At first it was all atmosphere, the crooked street, the crumbling masonry, the battered door with the undecipherable writing on it, the woman's low dank room with whitewashed walls and soot-stained ceiling, the guttering votive candles, the cauldron on the fire, the straw matting on the tile floor, the black dog rushing to sniff his crotch. Leaving Valerio outside with a clutch of the sibyl's clients waiting for their ration of soothsaying and healing, the Cavaliere was feeling rather, well, Voltairean: in an ethnological mood. On his own. A tourist of other people's superstitions. Feeling superior, enjoying the feeling of being superior, disdainful of all superstitions, magic, zealotry, irrationality, yet not averse to the prospect of being surprised, confounded. Willing to hear a dead voice resound, watch a table prance, have this utter stranger divine the baby name he had called his mother, describe the raspberry mole on his groin … for then it would be after all, if not as vulgarly as is thought here, a miraculous world.

Instead, and one must be content with that, it was a world of wonders. Beauties. Marvels, chief among them the volcano. But no miracles, no.

It is said that some years earlier the woman predicted the month and year of both eruptions, the lesser and the greater, that had recently disturbed the volcano's long slumber. He intends to make her speak of that. But of course he cannot come to the point right away, as he knows from more than a decade among these indolent, sly people.
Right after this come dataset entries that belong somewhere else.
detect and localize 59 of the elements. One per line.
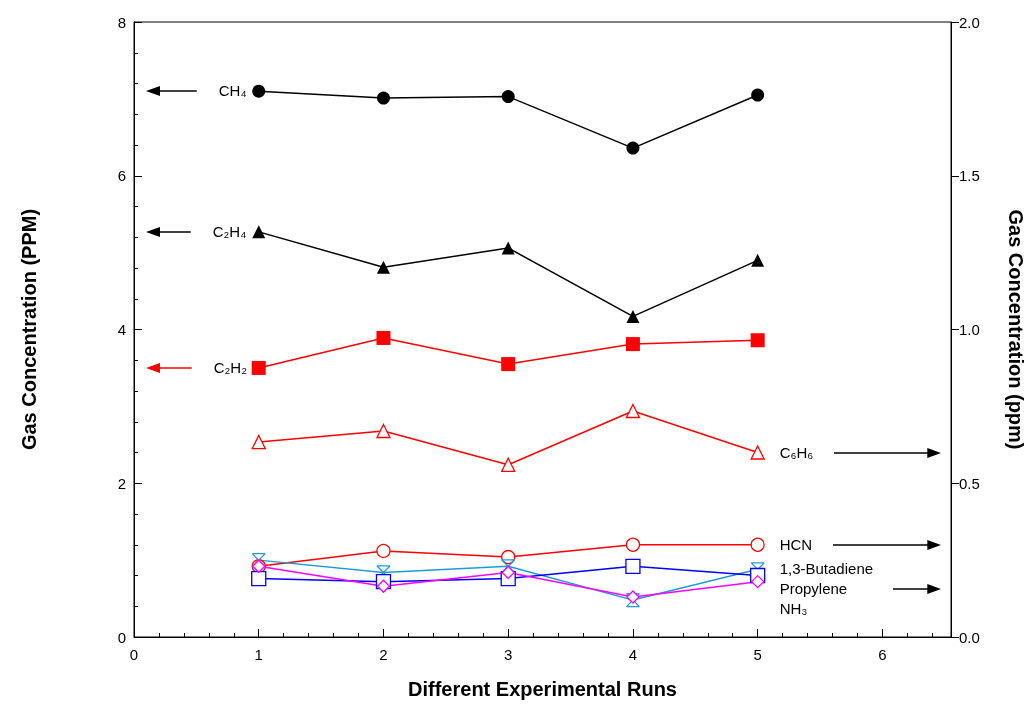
- legend-label: C₂H₂: [213, 358, 248, 377]
- point: [376, 330, 391, 345]
- x-tick-label: 3: [504, 646, 513, 663]
- point: [751, 253, 765, 267]
- point: [625, 337, 640, 352]
- point: [750, 445, 765, 460]
- point: [251, 360, 266, 375]
- series-label: NH₃: [779, 600, 808, 619]
- point: [501, 241, 515, 255]
- point: [251, 552, 266, 568]
- y-tick-label: 2: [117, 474, 126, 492]
- point: [501, 357, 516, 372]
- y2-tick-label: 2.0: [959, 13, 980, 31]
- series-label: Propylene: [779, 580, 848, 599]
- point: [376, 579, 391, 593]
- point: [626, 590, 640, 604]
- series-label: C₆H₆: [779, 443, 814, 462]
- x-tick-label: 0: [129, 646, 139, 663]
- point: [252, 84, 266, 98]
- point: [751, 575, 765, 589]
- y-tick-label: 6: [117, 167, 126, 185]
- y2-tick-label: 1.5: [959, 167, 980, 185]
- y2-tick-label: 0.5: [959, 474, 980, 492]
- point: [252, 225, 266, 239]
- y2-axis-title: Gas Concentration (ppm): [1005, 209, 1027, 450]
- point: [376, 543, 391, 559]
- y-tick-label: 8: [117, 13, 126, 31]
- y2-tick-label: 1.0: [959, 321, 980, 338]
- y-tick-label: 4: [117, 321, 126, 338]
- point: [251, 434, 266, 450]
- y-axis-title: Gas Concentration (PPM): [18, 208, 40, 451]
- point: [626, 141, 640, 155]
- point: [625, 403, 641, 419]
- x-tick-label: 5: [753, 646, 762, 663]
- point: [625, 558, 641, 574]
- point: [750, 333, 765, 348]
- point: [625, 537, 641, 552]
- point: [376, 423, 391, 439]
- legend-label: CH₄: [218, 82, 247, 101]
- point: [251, 570, 267, 587]
- point: [625, 592, 641, 608]
- y2-tick-label: 0.0: [959, 628, 980, 646]
- x-tick-label: 2: [379, 646, 388, 663]
- x-tick-label: 4: [628, 646, 638, 663]
- x-tick-label: 6: [878, 646, 887, 663]
- series-label: HCN: [779, 535, 813, 554]
- legend-label: C₂H₄: [212, 222, 247, 241]
- point: [376, 91, 390, 105]
- x-axis-title: Different Experimental Runs: [408, 678, 677, 700]
- x-tick-label: 1: [254, 646, 263, 663]
- point: [376, 260, 390, 274]
- point: [501, 565, 515, 580]
- series-label: 1,3-Butadiene: [779, 560, 874, 579]
- point: [501, 457, 516, 472]
- y-tick-label: 0: [117, 628, 126, 646]
- point: [501, 90, 515, 104]
- point: [750, 537, 765, 552]
- point: [751, 88, 765, 102]
- point: [626, 309, 640, 323]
He must listen to many servile expressions of gratitude at the honor of being visited by the most excellent and exalted Cavaliere, the dearest friend and counselor of the young King (may age bring him wisdom!), who had deigned to lower his head to enter her humble abode. He must sip a sweetish brew that she calls tea, served by a lanky boy of around fifteen whose left eye is like a quail egg, and allow his slim hand to lie open in her plushy palm.